This week’s list of data news highlights covers October 26-November 1, 2019, and includes articles about analyzing social media posts to identify individuals who may commit violence and the use of near-infrared and visible spectrum images from satellites to track a fire in real-time.
Researchers from MIT have used a supercomputing system to create a model of what the world’s web traffic looks like on an average day, which can help researchers identify anomalies that stem from malicious cyber activity. The researchers used a neural network and the 10,000 processors of the MIT SuperCloud, which combines disparate computing resources, to analyze an Internet traffic dataset comprising 50 billion data packets. The model revealed the links between source and destination data points, such as between consumers and popular applications.
Researchers from the Sidney Kimmel Cancer Center in Philadelphia have developed a machine learning algorithm that can identify if thyroid nodules, which are small bumps in the thyroid gland, are malignant with 77 percent accuracy. The researchers trained the algorithm on ultrasound images from 121 patients who underwent a biopsy. The algorithm correctly identified 90 percent of malignant nodules and 74 percent of the nodules it identified as benign were benign.
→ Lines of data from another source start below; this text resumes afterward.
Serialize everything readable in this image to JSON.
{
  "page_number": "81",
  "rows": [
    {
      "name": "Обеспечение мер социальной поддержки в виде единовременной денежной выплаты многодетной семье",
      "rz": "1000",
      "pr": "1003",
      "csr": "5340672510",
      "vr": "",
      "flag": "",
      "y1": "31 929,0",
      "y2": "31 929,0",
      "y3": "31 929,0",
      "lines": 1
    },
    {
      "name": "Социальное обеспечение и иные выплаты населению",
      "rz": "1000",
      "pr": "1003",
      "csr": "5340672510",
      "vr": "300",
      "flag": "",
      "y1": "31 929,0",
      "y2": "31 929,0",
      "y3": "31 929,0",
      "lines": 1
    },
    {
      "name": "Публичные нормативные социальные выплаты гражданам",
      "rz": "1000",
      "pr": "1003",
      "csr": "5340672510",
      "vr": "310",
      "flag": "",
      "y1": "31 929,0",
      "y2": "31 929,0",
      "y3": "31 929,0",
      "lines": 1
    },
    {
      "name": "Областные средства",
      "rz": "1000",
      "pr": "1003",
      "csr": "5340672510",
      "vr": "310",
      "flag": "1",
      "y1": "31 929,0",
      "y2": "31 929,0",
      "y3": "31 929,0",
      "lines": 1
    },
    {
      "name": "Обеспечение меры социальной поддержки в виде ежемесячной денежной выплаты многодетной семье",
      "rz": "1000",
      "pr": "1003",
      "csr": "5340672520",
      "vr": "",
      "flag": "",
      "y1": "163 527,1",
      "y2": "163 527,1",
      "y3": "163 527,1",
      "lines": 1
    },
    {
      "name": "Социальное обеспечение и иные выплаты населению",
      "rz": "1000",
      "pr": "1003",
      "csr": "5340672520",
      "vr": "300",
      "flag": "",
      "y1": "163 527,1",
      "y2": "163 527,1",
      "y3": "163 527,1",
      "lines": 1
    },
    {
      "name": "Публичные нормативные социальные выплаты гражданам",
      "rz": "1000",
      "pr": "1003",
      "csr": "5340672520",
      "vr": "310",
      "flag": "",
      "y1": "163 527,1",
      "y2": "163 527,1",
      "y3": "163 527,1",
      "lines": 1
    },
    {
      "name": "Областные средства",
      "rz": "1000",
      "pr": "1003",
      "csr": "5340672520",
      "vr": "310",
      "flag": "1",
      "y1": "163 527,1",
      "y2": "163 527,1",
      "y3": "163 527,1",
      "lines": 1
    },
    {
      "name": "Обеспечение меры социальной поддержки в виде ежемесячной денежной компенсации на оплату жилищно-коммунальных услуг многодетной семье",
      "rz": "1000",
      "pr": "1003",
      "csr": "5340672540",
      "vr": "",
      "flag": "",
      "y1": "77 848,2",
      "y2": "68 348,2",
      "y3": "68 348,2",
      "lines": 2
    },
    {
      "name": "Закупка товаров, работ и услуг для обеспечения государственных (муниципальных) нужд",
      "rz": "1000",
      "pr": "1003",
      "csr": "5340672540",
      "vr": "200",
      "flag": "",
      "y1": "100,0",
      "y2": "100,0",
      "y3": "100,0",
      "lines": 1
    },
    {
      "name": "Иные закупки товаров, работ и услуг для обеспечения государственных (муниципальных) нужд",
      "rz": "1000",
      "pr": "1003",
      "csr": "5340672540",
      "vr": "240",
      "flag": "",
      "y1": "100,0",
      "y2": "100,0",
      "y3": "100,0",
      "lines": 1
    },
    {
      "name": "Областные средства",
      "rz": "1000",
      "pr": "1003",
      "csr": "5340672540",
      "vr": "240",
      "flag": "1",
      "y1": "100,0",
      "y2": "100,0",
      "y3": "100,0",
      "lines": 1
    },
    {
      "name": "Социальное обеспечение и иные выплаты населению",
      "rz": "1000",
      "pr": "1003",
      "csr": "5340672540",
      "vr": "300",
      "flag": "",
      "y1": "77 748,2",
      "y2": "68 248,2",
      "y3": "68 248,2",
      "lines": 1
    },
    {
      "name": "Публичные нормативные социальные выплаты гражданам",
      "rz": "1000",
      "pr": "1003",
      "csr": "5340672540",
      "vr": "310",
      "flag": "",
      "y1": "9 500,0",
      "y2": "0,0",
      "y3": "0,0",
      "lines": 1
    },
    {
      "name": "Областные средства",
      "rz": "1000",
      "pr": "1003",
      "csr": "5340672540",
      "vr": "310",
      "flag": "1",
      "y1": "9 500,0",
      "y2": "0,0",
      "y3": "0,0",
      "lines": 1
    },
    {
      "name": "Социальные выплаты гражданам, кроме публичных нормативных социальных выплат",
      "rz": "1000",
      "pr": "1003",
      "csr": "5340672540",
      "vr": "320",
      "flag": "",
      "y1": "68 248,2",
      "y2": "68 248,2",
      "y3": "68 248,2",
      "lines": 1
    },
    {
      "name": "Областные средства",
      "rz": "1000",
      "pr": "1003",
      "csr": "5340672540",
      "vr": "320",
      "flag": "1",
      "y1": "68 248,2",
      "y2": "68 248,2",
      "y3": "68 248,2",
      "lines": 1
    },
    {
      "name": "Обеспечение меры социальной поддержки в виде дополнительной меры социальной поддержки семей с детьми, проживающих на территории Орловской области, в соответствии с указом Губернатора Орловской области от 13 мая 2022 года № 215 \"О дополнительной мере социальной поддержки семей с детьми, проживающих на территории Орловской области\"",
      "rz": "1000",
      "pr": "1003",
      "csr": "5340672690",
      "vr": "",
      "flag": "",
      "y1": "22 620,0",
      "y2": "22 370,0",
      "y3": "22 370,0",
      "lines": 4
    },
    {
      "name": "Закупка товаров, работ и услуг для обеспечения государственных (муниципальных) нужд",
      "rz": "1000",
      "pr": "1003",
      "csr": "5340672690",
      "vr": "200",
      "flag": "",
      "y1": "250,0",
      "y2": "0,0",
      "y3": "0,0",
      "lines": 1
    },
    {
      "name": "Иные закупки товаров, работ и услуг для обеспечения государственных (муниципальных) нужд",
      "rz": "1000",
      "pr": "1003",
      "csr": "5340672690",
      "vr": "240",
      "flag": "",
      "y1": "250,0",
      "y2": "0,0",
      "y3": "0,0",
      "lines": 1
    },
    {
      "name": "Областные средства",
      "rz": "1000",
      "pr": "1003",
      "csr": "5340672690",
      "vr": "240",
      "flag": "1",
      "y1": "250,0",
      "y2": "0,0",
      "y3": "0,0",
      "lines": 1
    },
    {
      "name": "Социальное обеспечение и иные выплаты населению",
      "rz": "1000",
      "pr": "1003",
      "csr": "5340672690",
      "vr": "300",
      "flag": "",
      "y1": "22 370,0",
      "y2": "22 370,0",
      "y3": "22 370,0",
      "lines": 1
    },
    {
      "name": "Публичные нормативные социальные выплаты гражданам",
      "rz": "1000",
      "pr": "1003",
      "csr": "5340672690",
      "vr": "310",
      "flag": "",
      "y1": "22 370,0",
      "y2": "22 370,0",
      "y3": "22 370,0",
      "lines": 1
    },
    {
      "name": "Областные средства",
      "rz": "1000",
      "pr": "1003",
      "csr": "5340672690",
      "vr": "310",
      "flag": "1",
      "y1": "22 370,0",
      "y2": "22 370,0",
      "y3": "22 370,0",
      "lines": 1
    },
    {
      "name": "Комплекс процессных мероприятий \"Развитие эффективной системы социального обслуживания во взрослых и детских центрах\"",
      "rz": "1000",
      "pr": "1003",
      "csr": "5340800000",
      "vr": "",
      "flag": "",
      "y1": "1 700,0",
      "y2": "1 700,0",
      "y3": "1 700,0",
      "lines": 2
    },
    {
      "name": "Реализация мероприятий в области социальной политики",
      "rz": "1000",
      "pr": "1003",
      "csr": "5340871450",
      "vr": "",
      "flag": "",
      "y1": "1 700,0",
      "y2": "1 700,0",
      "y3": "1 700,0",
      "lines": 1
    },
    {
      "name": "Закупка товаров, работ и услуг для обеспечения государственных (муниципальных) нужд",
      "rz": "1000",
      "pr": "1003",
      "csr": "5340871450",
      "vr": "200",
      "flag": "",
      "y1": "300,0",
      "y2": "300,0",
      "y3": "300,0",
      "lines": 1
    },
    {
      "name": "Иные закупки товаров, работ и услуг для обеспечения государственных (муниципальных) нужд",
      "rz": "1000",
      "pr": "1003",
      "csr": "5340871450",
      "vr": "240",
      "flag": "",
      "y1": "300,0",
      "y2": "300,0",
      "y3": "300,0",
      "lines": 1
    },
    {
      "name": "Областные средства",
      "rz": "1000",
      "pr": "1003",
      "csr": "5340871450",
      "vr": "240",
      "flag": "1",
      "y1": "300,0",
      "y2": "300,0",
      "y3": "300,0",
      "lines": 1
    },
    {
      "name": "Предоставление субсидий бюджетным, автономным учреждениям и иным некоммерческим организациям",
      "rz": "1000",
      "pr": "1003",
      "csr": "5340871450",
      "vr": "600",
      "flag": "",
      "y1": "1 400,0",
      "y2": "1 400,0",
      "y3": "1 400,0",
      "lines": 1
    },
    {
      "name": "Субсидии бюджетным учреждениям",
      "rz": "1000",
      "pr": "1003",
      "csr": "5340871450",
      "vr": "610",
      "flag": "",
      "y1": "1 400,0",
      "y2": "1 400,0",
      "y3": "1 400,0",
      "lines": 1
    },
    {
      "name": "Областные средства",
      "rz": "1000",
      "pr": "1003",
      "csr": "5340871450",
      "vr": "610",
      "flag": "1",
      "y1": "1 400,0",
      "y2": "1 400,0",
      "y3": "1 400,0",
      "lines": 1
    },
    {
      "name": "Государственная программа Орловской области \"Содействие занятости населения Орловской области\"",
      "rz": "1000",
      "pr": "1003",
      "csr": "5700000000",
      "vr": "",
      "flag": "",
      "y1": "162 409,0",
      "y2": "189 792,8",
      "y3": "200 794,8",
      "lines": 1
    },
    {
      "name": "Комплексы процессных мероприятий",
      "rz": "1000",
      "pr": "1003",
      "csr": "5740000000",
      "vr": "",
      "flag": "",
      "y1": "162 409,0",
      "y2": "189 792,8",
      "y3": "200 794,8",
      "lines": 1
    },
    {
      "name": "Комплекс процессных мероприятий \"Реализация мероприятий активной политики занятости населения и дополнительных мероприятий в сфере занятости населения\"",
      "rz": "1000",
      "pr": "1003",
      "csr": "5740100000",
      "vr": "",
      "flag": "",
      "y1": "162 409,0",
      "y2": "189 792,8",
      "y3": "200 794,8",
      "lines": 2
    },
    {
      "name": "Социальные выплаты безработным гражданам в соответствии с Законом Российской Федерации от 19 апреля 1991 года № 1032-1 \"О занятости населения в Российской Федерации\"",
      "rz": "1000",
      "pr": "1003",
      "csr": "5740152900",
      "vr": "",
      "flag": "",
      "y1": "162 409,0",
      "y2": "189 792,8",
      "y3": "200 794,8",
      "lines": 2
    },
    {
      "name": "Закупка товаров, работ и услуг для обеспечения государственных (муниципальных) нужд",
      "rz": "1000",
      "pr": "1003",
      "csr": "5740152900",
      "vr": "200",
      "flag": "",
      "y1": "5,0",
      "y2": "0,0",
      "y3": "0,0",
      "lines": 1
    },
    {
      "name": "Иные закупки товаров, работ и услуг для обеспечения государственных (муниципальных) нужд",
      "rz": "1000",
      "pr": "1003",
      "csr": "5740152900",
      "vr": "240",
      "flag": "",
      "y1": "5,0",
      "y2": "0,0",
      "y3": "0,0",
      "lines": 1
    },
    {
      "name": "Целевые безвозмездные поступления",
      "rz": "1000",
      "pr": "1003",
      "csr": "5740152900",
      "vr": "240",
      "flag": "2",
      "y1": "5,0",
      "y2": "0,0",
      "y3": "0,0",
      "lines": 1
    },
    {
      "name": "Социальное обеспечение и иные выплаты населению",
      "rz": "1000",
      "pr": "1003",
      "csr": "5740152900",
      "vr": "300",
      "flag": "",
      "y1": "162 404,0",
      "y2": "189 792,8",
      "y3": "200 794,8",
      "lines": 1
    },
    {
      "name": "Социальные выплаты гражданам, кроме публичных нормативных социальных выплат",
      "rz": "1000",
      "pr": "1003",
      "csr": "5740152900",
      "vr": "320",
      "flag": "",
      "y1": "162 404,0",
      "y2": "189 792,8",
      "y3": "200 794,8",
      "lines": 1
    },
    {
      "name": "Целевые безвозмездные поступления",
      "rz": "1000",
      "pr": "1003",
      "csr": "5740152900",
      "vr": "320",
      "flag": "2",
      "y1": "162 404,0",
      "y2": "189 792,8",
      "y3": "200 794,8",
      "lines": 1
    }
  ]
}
Researchers from MIT and the University of Massachusetts, Lowell, used 185,000 words posted online by individuals who became mass shooters or terrorists and 50,000 words published online by people who did not commit violent acts to identify statistical differences in word choice. The researchers found that individuals who became violent more often used emotional and targeted words such as “hate,” “you,” and “they” while being less likely to use words about the external world, such as “people” and “world.”
Canadian Internet of Things firm SensorUp has developed a wearable device for firefighters that tracks an individual’s exposure to chemicals, their location, and if they have fallen down. The device also tracks firefighter’s vital signs such as temperature and heart rate. The system aggregates the data into a dashboard that updates in real-time.
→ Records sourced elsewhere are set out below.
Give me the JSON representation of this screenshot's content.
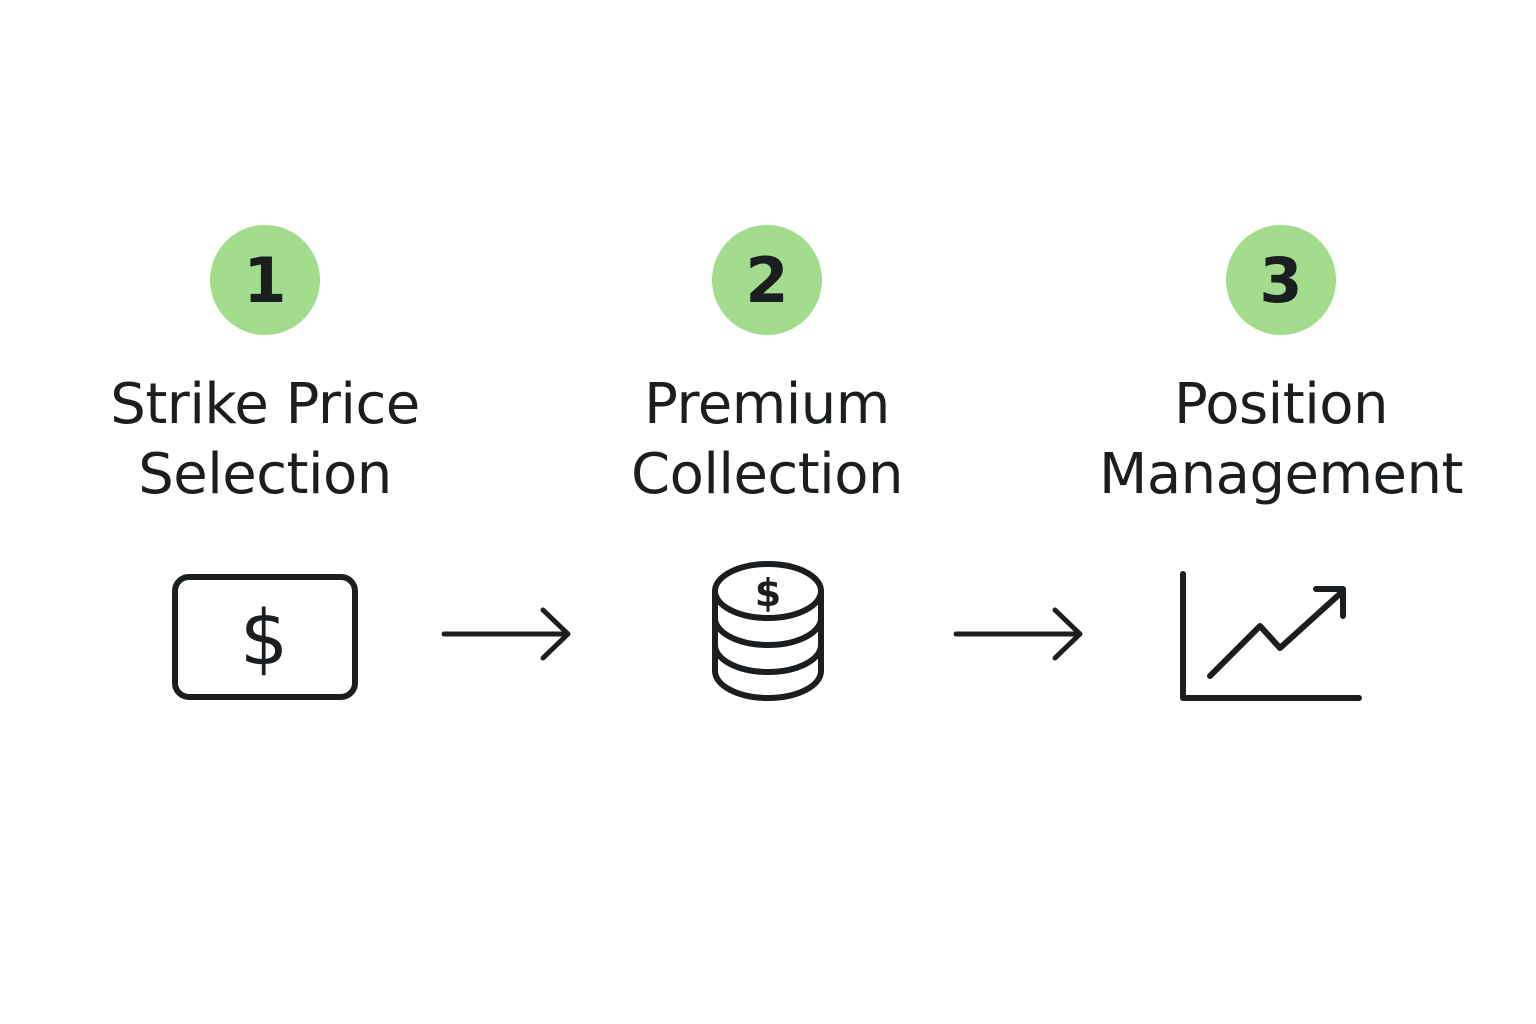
{
  "colors": {
    "badge_fill": "#a2dc8c",
    "ink": "#1b1e20",
    "background": "#ffffff"
  },
  "steps": [
    {
      "number": "1",
      "title_line1": "Strike Price",
      "title_line2": "Selection",
      "icon": "banknote-dollar-icon",
      "icon_text": "$"
    },
    {
      "number": "2",
      "title_line1": "Premium",
      "title_line2": "Collection",
      "icon": "coin-stack-dollar-icon",
      "icon_text": "$"
    },
    {
      "number": "3",
      "title_line1": "Position",
      "title_line2": "Management",
      "icon": "trending-up-chart-icon"
    }
  ],
  "connectors": [
    {
      "from": "1",
      "to": "2",
      "icon": "arrow-right-icon"
    },
    {
      "from": "2",
      "to": "3",
      "icon": "arrow-right-icon"
    }
  ]
}
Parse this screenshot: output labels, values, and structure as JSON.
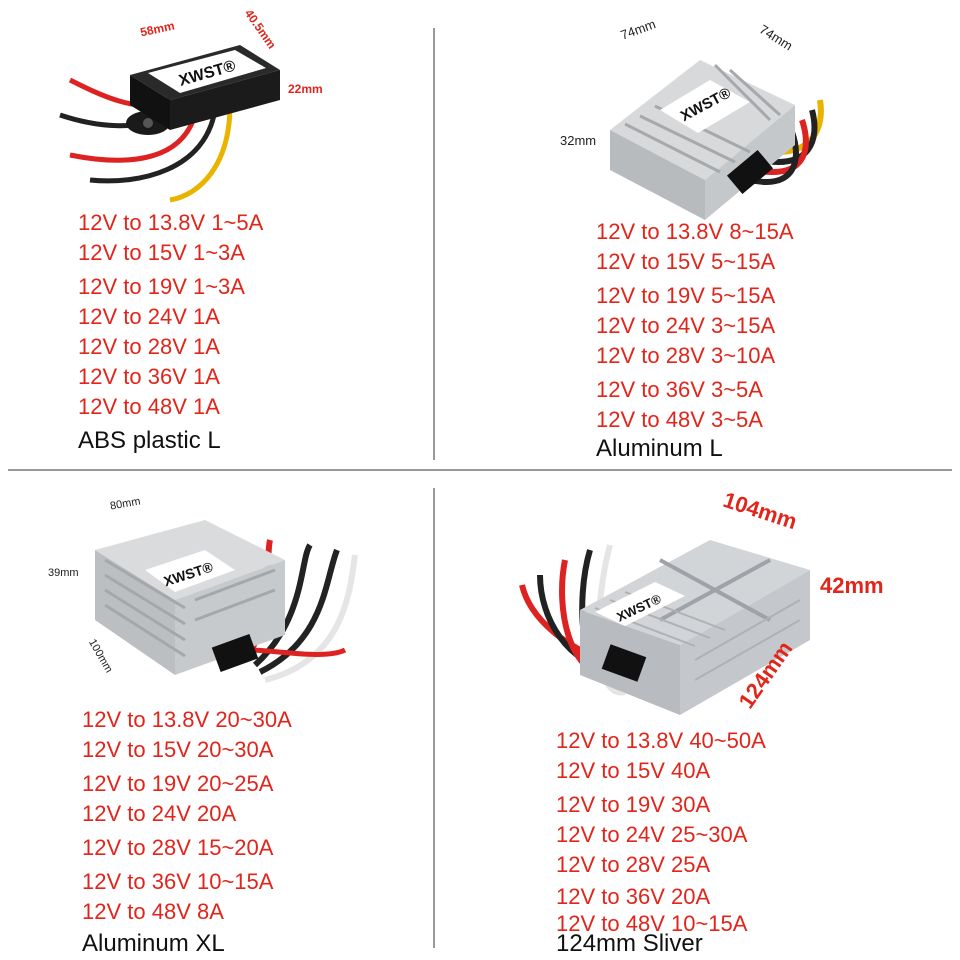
{
  "brand": "XWST",
  "colors": {
    "accent_red": "#e1251b",
    "divider": "#999999"
  },
  "panels": [
    {
      "name": "ABS plastic L",
      "dims": [
        "58mm",
        "40.5mm",
        "22mm"
      ],
      "specs": [
        "12V to 13.8V 1~5A",
        "12V to 15V 1~3A",
        "12V to 19V 1~3A",
        "12V to 24V 1A",
        "12V to 28V 1A",
        "12V to 36V 1A",
        "12V to 48V 1A"
      ]
    },
    {
      "name": "Aluminum L",
      "dims": [
        "74mm",
        "74mm",
        "32mm"
      ],
      "specs": [
        "12V to 13.8V 8~15A",
        "12V to 15V 5~15A",
        "12V to 19V 5~15A",
        "12V to 24V 3~15A",
        "12V to 28V 3~10A",
        "12V to 36V 3~5A",
        "12V to 48V 3~5A"
      ]
    },
    {
      "name": "Aluminum XL",
      "dims": [
        "80mm",
        "39mm",
        "100mm"
      ],
      "specs": [
        "12V to 13.8V 20~30A",
        "12V to 15V 20~30A",
        "12V to 19V 20~25A",
        "12V to 24V 20A",
        "12V to 28V 15~20A",
        "12V to 36V 10~15A",
        "12V to 48V 8A"
      ]
    },
    {
      "name": "124mm Sliver",
      "dims": [
        "104mm",
        "42mm",
        "124mm"
      ],
      "specs": [
        "12V to 13.8V 40~50A",
        "12V to 15V 40A",
        "12V to 19V 30A",
        "12V to 24V 25~30A",
        "12V to 28V 25A",
        "12V to 36V 20A",
        "12V to 48V 10~15A"
      ]
    }
  ]
}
Researchers from Climate Central, a U.S. organization that analyzes the effects of climate change, developed an AI model that improves upon previous predictions for the number of individuals living on land threatened by rising sea levels. Other calculations of individuals at risk use satellite data to estimate land elevations, which has led to incorrect elevation estimates because objects such as skyscrapers in dense cities can be mistaken for the ground. The researchers trained their model on several datasets, including maps that used laser light from planes to create more accurate elevation maps. The researchers’ model predicts that rising sea levels threaten as many as 250 million people, compared to previous estimates of 65 million.
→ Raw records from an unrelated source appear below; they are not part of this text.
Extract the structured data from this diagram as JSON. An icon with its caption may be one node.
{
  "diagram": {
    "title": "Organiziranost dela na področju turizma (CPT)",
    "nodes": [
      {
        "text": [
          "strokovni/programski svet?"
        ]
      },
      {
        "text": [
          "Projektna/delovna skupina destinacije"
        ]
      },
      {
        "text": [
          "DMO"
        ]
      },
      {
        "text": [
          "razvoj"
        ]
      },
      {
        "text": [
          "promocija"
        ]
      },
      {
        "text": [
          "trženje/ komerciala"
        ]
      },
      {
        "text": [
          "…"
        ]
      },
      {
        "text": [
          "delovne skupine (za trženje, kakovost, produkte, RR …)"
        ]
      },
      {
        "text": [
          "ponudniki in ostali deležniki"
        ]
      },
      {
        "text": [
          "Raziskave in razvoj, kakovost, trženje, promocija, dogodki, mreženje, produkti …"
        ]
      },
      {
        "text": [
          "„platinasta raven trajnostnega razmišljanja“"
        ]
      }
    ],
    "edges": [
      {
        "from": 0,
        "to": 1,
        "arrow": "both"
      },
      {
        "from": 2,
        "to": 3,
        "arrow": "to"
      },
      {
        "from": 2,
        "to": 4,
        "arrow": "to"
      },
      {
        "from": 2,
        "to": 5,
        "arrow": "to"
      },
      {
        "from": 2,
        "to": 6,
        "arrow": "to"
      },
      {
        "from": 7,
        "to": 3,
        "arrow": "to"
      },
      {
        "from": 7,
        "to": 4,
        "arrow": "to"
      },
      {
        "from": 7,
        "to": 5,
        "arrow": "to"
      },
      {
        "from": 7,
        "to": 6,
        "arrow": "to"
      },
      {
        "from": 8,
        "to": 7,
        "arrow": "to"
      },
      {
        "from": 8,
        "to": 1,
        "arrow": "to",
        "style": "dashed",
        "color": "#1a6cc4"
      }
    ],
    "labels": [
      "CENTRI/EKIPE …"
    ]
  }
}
Researchers from Google have developed a system that uses machine learning to predict what a molecule smells like by analyzing its structure. The researchers trained the system on datasets of molecules that experts labeled with one or more odor descriptors. The system could help in the development of synthetic fragrances.
Researchers from MIT have created a system that can analyze shadows to predict if an object will come around a corner, which could be useful for self-driving cars and robots. The system uses optical cameras and computer vision to track changes in the strength and intensity of light, allowing it to identify stationary objects and predict a moving object’s path. The system makes its predictions half a second faster compared to similar systems that use LIDAR.
Google is using near-infrared and visible spectrum images from satellites to create near-real-time maps of how the Kincade Fire in Northern California is spreading. Google can update the map every 5-20 minutes, helping individuals quickly assess their situation in an emergency.
Cape Analytics, a U.S. firm that uses AI to provide information to home insurance providers, used computer vision to find that less than two percent of U.S. homes have solar panels. The firm analyzed 38 million properties in 21 major metropolitan areas, finding San Diego has the most solar panels per 100,000 homes with more than 10,000.
DeepMind has developed AI agents that are capable of beating 99.8 percent of all human players at the video game StarCraft II. While DeepMind’s agents have defeated top professional players before, DeepMind provided the agents advantages such as being able to see the entire game map. In this new round of competition, DeepMind only allowed the agents to see a portion of the map a human would see and limited the number of mouse clicks agents could make to align with standard human movement.